Jean-Louis Barjol, director del Consejo del Aceituno, calificó el mercado estadounidense de «prioridad absoluta» y se desplazó a Washington para poner en marcha una nueva campaña promocional de 1,7 millones de dólares bajo el lema «Add Some Life».

El director Jean-Louis Barjol, que calificó el desarrollo del mercado estadounidense como una «prioridad absoluta» para el Consejo Oleícola Internacional, estuvo el lunes en Washington con motivo de la feria NASFT Fancy Food Show y para dar el pistoletazo de salida a una nueva campaña promocional de 1,7 millones de dólares bajo el lema «Add Some Life».

Tras una ausencia de diez años, la organización intergubernamental vuelve a la carga en el mayor mercado del mundo, donde incluso un ligero aumento del escaso consumo per cápita de los estadounidenses supondría una gran ayuda para los productores de aceite de oliva de todo el mundo.

No será una tarea fácil. Los consumidores estadounidenses están confundidos por los mensajes contradictorios de marketing y los informes críticos sobre la calidad de los aceites de oliva que se encuentran en algunos estantes de los supermercados.

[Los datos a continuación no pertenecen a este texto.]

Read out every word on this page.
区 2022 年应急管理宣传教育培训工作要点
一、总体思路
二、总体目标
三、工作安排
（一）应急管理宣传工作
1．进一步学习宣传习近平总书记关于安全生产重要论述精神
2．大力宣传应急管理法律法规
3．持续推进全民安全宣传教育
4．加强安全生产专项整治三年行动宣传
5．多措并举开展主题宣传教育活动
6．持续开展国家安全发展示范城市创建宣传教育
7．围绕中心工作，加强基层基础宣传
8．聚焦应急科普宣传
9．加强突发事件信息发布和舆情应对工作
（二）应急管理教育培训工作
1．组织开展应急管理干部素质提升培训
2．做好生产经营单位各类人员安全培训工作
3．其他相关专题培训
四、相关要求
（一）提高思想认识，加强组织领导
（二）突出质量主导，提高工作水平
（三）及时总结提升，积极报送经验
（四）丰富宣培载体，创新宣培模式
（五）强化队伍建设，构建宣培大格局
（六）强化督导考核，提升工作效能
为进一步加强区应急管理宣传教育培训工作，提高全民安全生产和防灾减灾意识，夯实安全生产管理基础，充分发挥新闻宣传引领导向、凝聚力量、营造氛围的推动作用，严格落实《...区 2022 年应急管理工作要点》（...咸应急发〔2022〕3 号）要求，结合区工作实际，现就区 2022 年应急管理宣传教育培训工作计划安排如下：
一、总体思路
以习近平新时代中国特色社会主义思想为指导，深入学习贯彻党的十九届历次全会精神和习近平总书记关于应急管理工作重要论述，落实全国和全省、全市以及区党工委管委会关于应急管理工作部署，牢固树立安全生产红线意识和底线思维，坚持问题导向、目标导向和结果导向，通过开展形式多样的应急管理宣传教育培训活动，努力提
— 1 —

El lanzamiento de la campaña marca el inicio de una iniciativa que podría prolongarse más allá de su plazo inicial de 18 meses, afirmó el director.

Cuando se le preguntó por el reducido presupuesto, de unos 100 000 dólares al mes hasta 2012, Barjol subrayó que el éxito de la campaña dependería de la «sinergia».

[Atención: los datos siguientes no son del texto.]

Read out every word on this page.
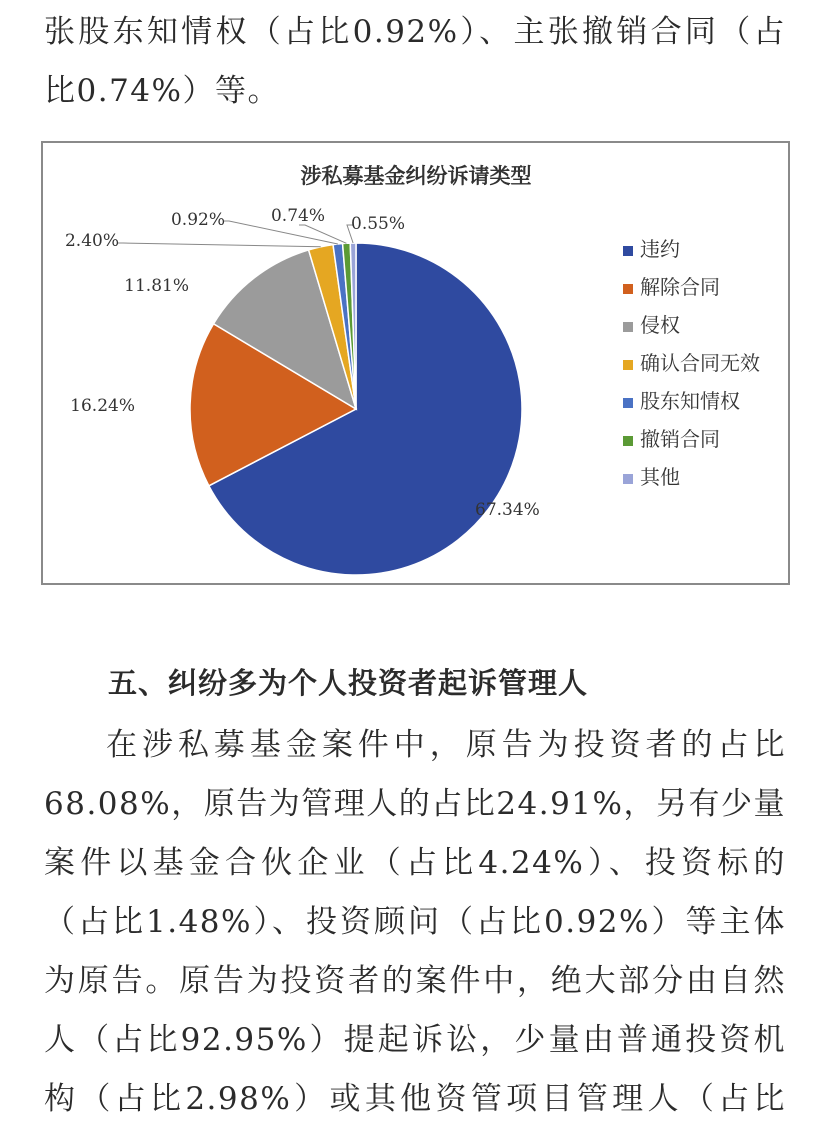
张股东知情权（占比0.92%）、主张撤销合同（占
比0.74%）等。
涉私募基金纠纷诉请类型
67.34%
16.24%
11.81%
2.40%
0.92%	0.74% 0.55%
违约
解除合同
侵权
确认合同无效
股东知情权
撤销合同
其他
五、纠纷多为个人投资者起诉管理人
在涉私募基金案件中，原告为投资者的占比
68.08%，原告为管理人的占比24.91%，另有少量
案件以基金合伙企业（占比4.24%）、投资标的
（占比1.48%）、投资顾问（占比0.92%）等主体
为原告。原告为投资者的案件中，绝大部分由自然
人（占比92.95%）提起诉讼，少量由普通投资机
构（占比2.98%）或其他资管项目管理人（占比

«Estoy aquí para decirles (a los productores y comercializadores) de aceite de oliva y aceitunas de mesa: “Oigan, vamos a lanzar una campaña. Depende de ustedes darle más visibilidad, depende de ustedes organizar eventos con su propio dinero en torno a esta iniciativa”», dijo.

Barjol había declarado anteriormente que esperaba dar pronto la bienvenida a Estados Unidos y Australia al consejo como miembros, al igual que recientemente había dado la bienvenida a Argentina. Durante esta visita, la segunda a EE. UU. desde que comenzó su mandato en enero, Barjol se reunió con Patricia Darragh, del Consejo del Aceite de Oliva de California, un ejecutivo de California Olive Ranch y «altos cargos del Departamento de Agricultura de EE. UU. (USDA) y de la Administración de Alimentos y Medicamentos (FDA) para debatir sobre ello», afirmó.

Barjol añadió que la decisión de adherirse o no al COI era una «cuestión gubernamental» que afecta a los productores y, lo que es más importante, según él, a los consumidores de aceite de oliva. Dado que la producción nacional de aceite de oliva en EE. UU. asciende a solo 6 000 toneladas y el consumo a 260 000 toneladas, afirmó, las agencias gubernamentales estadounidenses antepondrán ante todo los intereses de los consumidores. Barjol cree que eso significaría la decisión de unirse a las filas de los países miembros del COI, que en conjunto producen el 98 % del aceite de oliva mundial. «Como organismos reguladores, la FDA, el USDA y el COI hablan el mismo idioma», señaló.

Mientras tanto, la Comisión Italiana de Comercio Exterior, que contaba con el mayor grupo de stands de la enorme feria de alimentos especializados que se celebra aquí, organizó una cata de aceite de oliva para destacar parte de lo que los ponentes denominaron la variedad inigualable de las 350 variedades de Italia.

Sin embargo, no fueron las variedades autóctonas Leccino o Frantoio las que acapararon la atención en el stand de Colavita. En su lugar, la gran marca italiana mostraba a los clientes sus últimas selecciones de aceites de oliva procedentes de California y Australia.

Intuyendo la sorpresa de un visitante ante la idea de enviar aceite de oliva de California a granel a la planta de embotellado de Colavita cerca de Roma, para que luego quizá volviera a los supermercados de California, un portavoz de la empresa señaló la presencia de Colavita en 80 países, como si quisiera decir: «¿qué más da mover un poco más de aceite de oliva de aquí para allá?».